Dairy Market Update: What's up with Whey?
By Bob Yonkers, IDFA Chief Economist, Ph.D.
A lot of attention is being paid to the current record high prices for whey products, both in the U.S. and in international markets. The U.S. Department of Agriculture's (USDA) Agricultural Marketing Service (AMS) reported last week, that the midpoint of the Central States price for dry whey reached $0.6950 per pound; just six short months ago, in August 2006, the average price for dry whey was only $0.3118. Before 2006, the highest monthly average price since 1990 was $0.3305, and it was set in December 1997.
USDA's National Agricultural Statistics Service (NASS) also publishes a dry whey price, which is used in the dry whey product price formula to determine the Class III minimum price in federal orders. For the week ending February 17 (the most recent data available), NASS reported a weighted average price of $0.6141 based on its survey of more than 12.1 million pounds sold that week.
It's not just the U.S. domestic market price that has risen so sharply. The most recent international market price in Europe as reported by USDA AMS for the two-week period ending February 16 showed a midpoint of $0.67 per pound. Just like in the U.S., the highest monthly average price in Europe prior to 2006 was $0.35 over ten years ago.
One result of this strong market for whey is the announcement last week by the Chicago Mercantile Exchange that it would begin trading a futures contract for dry whey on March 19, 2007. This contract will be cash-settled to the USDA NASS monthly average price that is used in the federal order Class III minimum price each month.
Since the January 2000 advent of using product price formulas to determine federal order minimum prices for milk, it has been easy to assign a value to what this increase in dry whey prices means to dairy producers in their milk check. Prior to 2000, however, federal orders relied on a competitive price series to determine minimum prices. That M-W price series represented what manufacturers paid for the Grade B milk used to make manufactured dairy products, but it was dominated by cheese plants.

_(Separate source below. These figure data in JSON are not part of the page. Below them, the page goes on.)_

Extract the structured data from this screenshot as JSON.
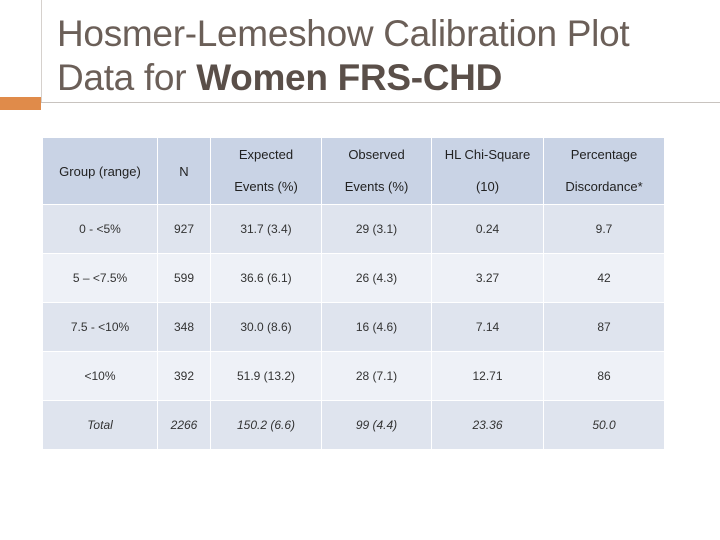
{
  "slide": {
    "title_line1": "Hosmer-Lemeshow Calibration Plot",
    "title_line2_prefix": "Data for ",
    "title_line2_bold": "Women FRS-CHD"
  },
  "colors": {
    "title": "#6b5f58",
    "accent": "#e08b4a",
    "header_bg": "#c9d3e5",
    "row_bg_odd": "#dfe4ee",
    "row_bg_even": "#eef1f7"
  },
  "table": {
    "headers": {
      "group": "Group (range)",
      "n": "N",
      "expected_1": "Expected",
      "expected_2": "Events (%)",
      "observed_1": "Observed",
      "observed_2": "Events (%)",
      "hl_1": "HL Chi-Square",
      "hl_2": "(10)",
      "pct_1": "Percentage",
      "pct_2": "Discordance*"
    },
    "rows": [
      {
        "group": "0 - <5%",
        "n": "927",
        "expected": "31.7 (3.4)",
        "observed": "29 (3.1)",
        "hl": "0.24",
        "pct": "9.7"
      },
      {
        "group": "5 – <7.5%",
        "n": "599",
        "expected": "36.6 (6.1)",
        "observed": "26 (4.3)",
        "hl": "3.27",
        "pct": "42"
      },
      {
        "group": "7.5 - <10%",
        "n": "348",
        "expected": "30.0 (8.6)",
        "observed": "16 (4.6)",
        "hl": "7.14",
        "pct": "87"
      },
      {
        "group": "<10%",
        "n": "392",
        "expected": "51.9 (13.2)",
        "observed": "28 (7.1)",
        "hl": "12.71",
        "pct": "86"
      },
      {
        "group": "Total",
        "n": "2266",
        "expected": "150.2 (6.6)",
        "observed": "99 (4.4)",
        "hl": "23.36",
        "pct": "50.0"
      }
    ]
  }
}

Even before 2000, whey had some value to those cheese manufacturers, and that value was reflected in the competitive market price paid for Grade B milk, which in turn became part of the federal order minimum price. If the market price of dry whey back then had reached the levels seen today, the competition for farm milk would have included the higher value of whey in the price of Grade B milk and, in turn, the federal order minimum milk prices.
What's the difference today? The use of product price formulas in federal order minimum prices has removed market competition for farm milk from the equation. Processors are locked into paying the full value of any price increase in dry whey to dairy producers under federal order regulation.

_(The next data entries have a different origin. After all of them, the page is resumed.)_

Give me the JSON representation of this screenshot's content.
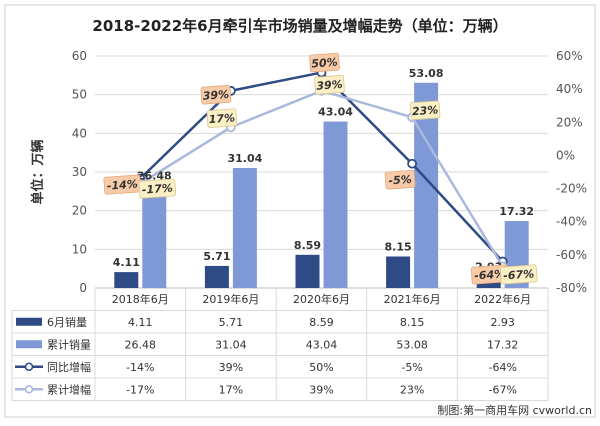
{
  "chart_data": {
    "type": "bar+line",
    "title": "2018-2022年6月牵引车市场销量及增幅走势（单位：万辆）",
    "ylabel": "单位：万辆",
    "categories": [
      "2018年6月",
      "2019年6月",
      "2020年6月",
      "2021年6月",
      "2022年6月"
    ],
    "ylim": [
      0,
      60
    ],
    "y_ticks": [
      0,
      10,
      20,
      30,
      40,
      50,
      60
    ],
    "y2lim": [
      -80,
      60
    ],
    "y2_ticks": [
      "60%",
      "40%",
      "20%",
      "0%",
      "-20%",
      "-40%",
      "-60%",
      "-80%"
    ],
    "bar_series": [
      {
        "name": "6月销量",
        "values": [
          4.11,
          5.71,
          8.59,
          8.15,
          2.93
        ],
        "labels": [
          "4.11",
          "5.71",
          "8.59",
          "8.15",
          "2.93"
        ],
        "color": "#2e4b86"
      },
      {
        "name": "累计销量",
        "values": [
          26.48,
          31.04,
          43.04,
          53.08,
          17.32
        ],
        "labels": [
          "26.48",
          "31.04",
          "43.04",
          "53.08",
          "17.32"
        ],
        "color": "#7f98d6"
      }
    ],
    "line_series": [
      {
        "name": "同比增幅",
        "values": [
          -14,
          39,
          50,
          -5,
          -64
        ],
        "labels": [
          "-14%",
          "39%",
          "50%",
          "-5%",
          "-64%"
        ],
        "color": "#2e4b86",
        "label_bg": "#f7cba8"
      },
      {
        "name": "累计增幅",
        "values": [
          -17,
          17,
          39,
          23,
          -67
        ],
        "labels": [
          "-17%",
          "17%",
          "39%",
          "23%",
          "-67%"
        ],
        "color": "#aab8db",
        "label_bg": "#fbefc6"
      }
    ],
    "legend": "bottom-table"
  },
  "colors": {
    "grid": "#d9d9d9",
    "axis_text": "#555555",
    "title": "#222222",
    "plot_bg": "#ffffff"
  },
  "credit": "制图:第一商用车网 cvworld.cn"
}
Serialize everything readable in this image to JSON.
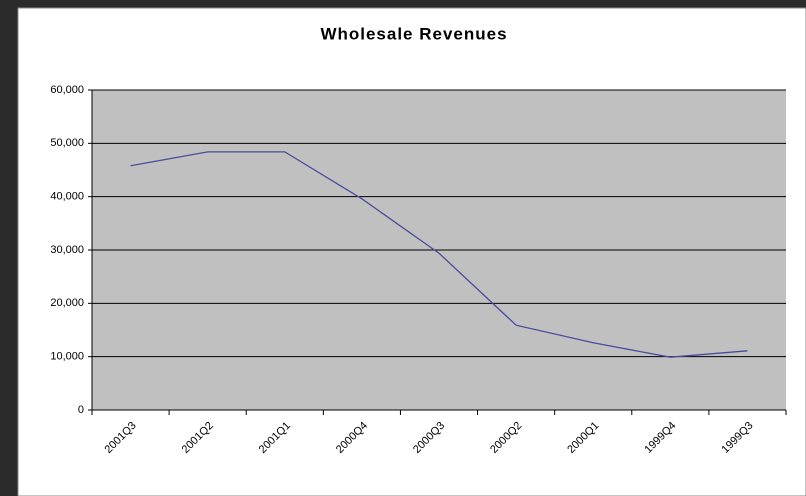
{
  "chart_data": {
    "type": "line",
    "title": "Wholesale Revenues",
    "categories": [
      "2001Q3",
      "2001Q2",
      "2001Q1",
      "2000Q4",
      "2000Q3",
      "2000Q2",
      "2000Q1",
      "1999Q4",
      "1999Q3"
    ],
    "series": [
      {
        "name": "Wholesale Revenues",
        "color": "#4b4b9e",
        "values": [
          45800,
          48400,
          48400,
          39600,
          29400,
          15900,
          12600,
          9900,
          11100
        ]
      }
    ],
    "ylim": [
      0,
      60000
    ],
    "yticks": [
      0,
      {
        "value": 10000,
        "label": "10,000"
      },
      {
        "value": 20000,
        "label": "20,000"
      },
      {
        "value": 30000,
        "label": "30,000"
      },
      {
        "value": 40000,
        "label": "40,000"
      },
      {
        "value": 50000,
        "label": "50,000"
      },
      {
        "value": 60000,
        "label": "60,000"
      }
    ],
    "grid": true,
    "plot_background": "#c0c0c0"
  }
}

The competitive market for farm milk also used to determine how manufacturers reacted to increases in costs of processing by adjusting farm milk prices. When processing costs increase today, the only recourse is for manufacturers to request a hearing to change the make allowances in the product price formulas; previously the competitive market farm milk price used to adjust every month to such changes.

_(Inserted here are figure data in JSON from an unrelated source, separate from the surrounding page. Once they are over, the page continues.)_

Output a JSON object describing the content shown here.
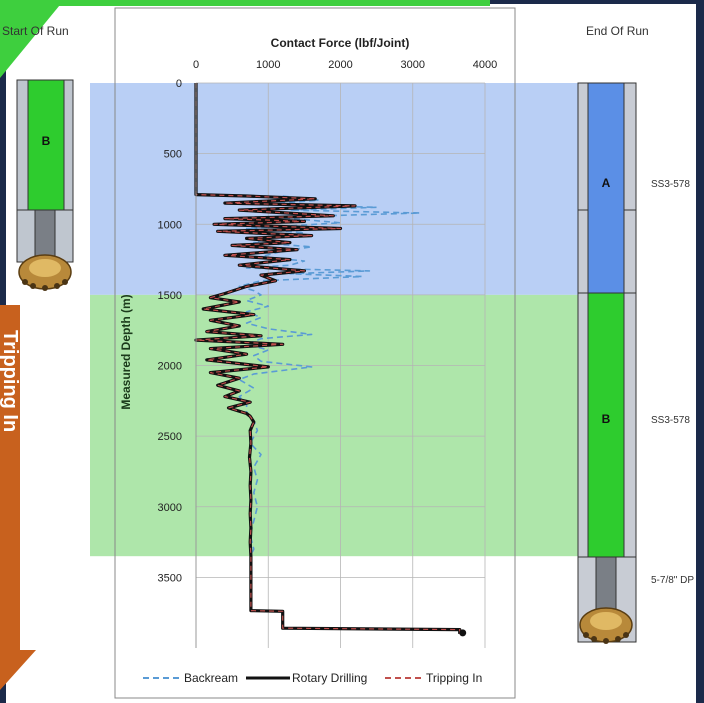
{
  "left_panel": {
    "title": "Start Of Run",
    "section_label": "B"
  },
  "right_panel": {
    "title": "End Of Run",
    "sections": [
      {
        "label": "A",
        "annotation": "SS3-578"
      },
      {
        "label": "B",
        "annotation": "SS3-578"
      }
    ],
    "pipe_annotation": "5-7/8\" DP"
  },
  "side_tab": {
    "text": "Tripping In"
  },
  "colors": {
    "zone_a": "#b9cff5",
    "zone_b": "#aee6aa",
    "section_a": "#5b8fe6",
    "section_b": "#2ecc2e",
    "backream": "#5a9bd5",
    "rotary": "#111111",
    "tripping": "#c0504d",
    "banner": "#3ecf3e",
    "side_tab": "#c8611e",
    "frame": "#1b2a4a"
  },
  "chart_data": {
    "type": "line",
    "title": "Contact Force (lbf/Joint)",
    "xlabel": "Contact Force (lbf/Joint)",
    "ylabel": "Measured Depth (m)",
    "xlim": [
      0,
      4000
    ],
    "ylim": [
      0,
      4000
    ],
    "y_inverted": true,
    "x_ticks": [
      0,
      1000,
      2000,
      3000,
      4000
    ],
    "y_ticks": [
      0,
      500,
      1000,
      1500,
      2000,
      2500,
      3000,
      3500
    ],
    "grid": true,
    "legend_position": "bottom",
    "zones": [
      {
        "label": "A",
        "depth_from": 0,
        "depth_to": 1500
      },
      {
        "label": "B",
        "depth_from": 1500,
        "depth_to": 3350
      }
    ],
    "series": [
      {
        "name": "Backream",
        "style": "dashed",
        "points": [
          [
            1200,
            800
          ],
          [
            1700,
            830
          ],
          [
            900,
            860
          ],
          [
            2500,
            880
          ],
          [
            1300,
            900
          ],
          [
            3100,
            920
          ],
          [
            1100,
            950
          ],
          [
            2000,
            990
          ],
          [
            700,
            1030
          ],
          [
            1500,
            1060
          ],
          [
            1100,
            1090
          ],
          [
            800,
            1130
          ],
          [
            1600,
            1160
          ],
          [
            1200,
            1190
          ],
          [
            900,
            1230
          ],
          [
            1500,
            1260
          ],
          [
            1300,
            1290
          ],
          [
            700,
            1310
          ],
          [
            2400,
            1330
          ],
          [
            1300,
            1350
          ],
          [
            2300,
            1370
          ],
          [
            900,
            1400
          ],
          [
            600,
            1440
          ],
          [
            800,
            1470
          ],
          [
            900,
            1500
          ],
          [
            700,
            1540
          ],
          [
            1000,
            1580
          ],
          [
            700,
            1620
          ],
          [
            900,
            1660
          ],
          [
            700,
            1700
          ],
          [
            1000,
            1740
          ],
          [
            1600,
            1780
          ],
          [
            900,
            1810
          ],
          [
            700,
            1850
          ],
          [
            1000,
            1890
          ],
          [
            800,
            1930
          ],
          [
            900,
            1970
          ],
          [
            1600,
            2010
          ],
          [
            800,
            2060
          ],
          [
            600,
            2100
          ],
          [
            800,
            2160
          ],
          [
            600,
            2220
          ],
          [
            700,
            2280
          ],
          [
            700,
            2330
          ],
          [
            800,
            2390
          ],
          [
            850,
            2460
          ],
          [
            750,
            2550
          ],
          [
            900,
            2630
          ],
          [
            800,
            2720
          ],
          [
            850,
            2810
          ],
          [
            800,
            2900
          ],
          [
            850,
            3000
          ],
          [
            800,
            3100
          ],
          [
            750,
            3200
          ],
          [
            800,
            3300
          ],
          [
            760,
            3340
          ]
        ]
      },
      {
        "name": "Rotary Drilling",
        "style": "solid",
        "points": [
          [
            0,
            0
          ],
          [
            0,
            790
          ],
          [
            700,
            800
          ],
          [
            1650,
            820
          ],
          [
            400,
            850
          ],
          [
            2200,
            870
          ],
          [
            600,
            900
          ],
          [
            1900,
            940
          ],
          [
            400,
            960
          ],
          [
            1500,
            980
          ],
          [
            250,
            1000
          ],
          [
            2000,
            1030
          ],
          [
            300,
            1050
          ],
          [
            1600,
            1080
          ],
          [
            700,
            1100
          ],
          [
            1300,
            1130
          ],
          [
            500,
            1150
          ],
          [
            1400,
            1180
          ],
          [
            400,
            1220
          ],
          [
            1300,
            1250
          ],
          [
            600,
            1290
          ],
          [
            1500,
            1330
          ],
          [
            900,
            1360
          ],
          [
            1100,
            1400
          ],
          [
            700,
            1440
          ],
          [
            400,
            1490
          ],
          [
            200,
            1520
          ],
          [
            600,
            1550
          ],
          [
            100,
            1600
          ],
          [
            800,
            1640
          ],
          [
            200,
            1680
          ],
          [
            600,
            1720
          ],
          [
            150,
            1760
          ],
          [
            900,
            1790
          ],
          [
            0,
            1820
          ],
          [
            1200,
            1850
          ],
          [
            200,
            1880
          ],
          [
            700,
            1920
          ],
          [
            150,
            1960
          ],
          [
            1000,
            2010
          ],
          [
            200,
            2050
          ],
          [
            600,
            2090
          ],
          [
            300,
            2140
          ],
          [
            600,
            2180
          ],
          [
            400,
            2220
          ],
          [
            750,
            2260
          ],
          [
            450,
            2300
          ],
          [
            700,
            2340
          ],
          [
            750,
            2360
          ],
          [
            800,
            2400
          ],
          [
            750,
            2460
          ],
          [
            760,
            2550
          ],
          [
            740,
            2650
          ],
          [
            760,
            2750
          ],
          [
            750,
            2850
          ],
          [
            760,
            2950
          ],
          [
            750,
            3050
          ],
          [
            760,
            3150
          ],
          [
            750,
            3250
          ],
          [
            760,
            3350
          ],
          [
            760,
            3560
          ],
          [
            760,
            3735
          ],
          [
            1200,
            3740
          ],
          [
            1200,
            3860
          ],
          [
            3650,
            3870
          ],
          [
            3650,
            3900
          ]
        ]
      },
      {
        "name": "Tripping In",
        "style": "dashed",
        "points": [
          [
            0,
            0
          ],
          [
            0,
            790
          ],
          [
            700,
            800
          ],
          [
            1650,
            820
          ],
          [
            400,
            850
          ],
          [
            2200,
            870
          ],
          [
            600,
            900
          ],
          [
            1900,
            940
          ],
          [
            400,
            960
          ],
          [
            1500,
            980
          ],
          [
            250,
            1000
          ],
          [
            2000,
            1030
          ],
          [
            300,
            1050
          ],
          [
            1600,
            1080
          ],
          [
            700,
            1100
          ],
          [
            1300,
            1130
          ],
          [
            500,
            1150
          ],
          [
            1400,
            1180
          ],
          [
            400,
            1220
          ],
          [
            1300,
            1250
          ],
          [
            600,
            1290
          ],
          [
            1500,
            1330
          ],
          [
            900,
            1360
          ],
          [
            1100,
            1400
          ],
          [
            700,
            1440
          ],
          [
            400,
            1490
          ],
          [
            200,
            1520
          ],
          [
            600,
            1550
          ],
          [
            100,
            1600
          ],
          [
            800,
            1640
          ],
          [
            200,
            1680
          ],
          [
            600,
            1720
          ],
          [
            150,
            1760
          ],
          [
            900,
            1790
          ],
          [
            0,
            1820
          ],
          [
            1200,
            1850
          ],
          [
            200,
            1880
          ],
          [
            700,
            1920
          ],
          [
            150,
            1960
          ],
          [
            1000,
            2010
          ],
          [
            200,
            2050
          ],
          [
            600,
            2090
          ],
          [
            300,
            2140
          ],
          [
            600,
            2180
          ],
          [
            400,
            2220
          ],
          [
            750,
            2260
          ],
          [
            450,
            2300
          ],
          [
            700,
            2340
          ],
          [
            750,
            2360
          ],
          [
            800,
            2400
          ],
          [
            750,
            2460
          ],
          [
            760,
            2550
          ],
          [
            740,
            2650
          ],
          [
            760,
            2750
          ],
          [
            750,
            2850
          ],
          [
            760,
            2950
          ],
          [
            750,
            3050
          ],
          [
            760,
            3150
          ],
          [
            750,
            3250
          ],
          [
            760,
            3350
          ],
          [
            760,
            3560
          ],
          [
            760,
            3735
          ],
          [
            1200,
            3740
          ],
          [
            1200,
            3860
          ],
          [
            3650,
            3870
          ],
          [
            3650,
            3900
          ]
        ]
      }
    ]
  }
}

As recent events have shown, the process of submitting a petition and holding a federal order hearing is slow; USDA has only begun this month to implement changes sought by IDFA and others in petitions first filed in September 2005 17 months ago. And even this decision by USDA is only tentative.
In addition, a hearing's outcome can be uncertain. The recent decision by USDA was not only put off one month due to a lawsuit, but it has been criticized by IDFA and many dairy cooperatives that manufacture dairy products for not providing a sufficient allowance. The costs of processing have increased greatly in the past seven years since changes to the make allowances were last considered.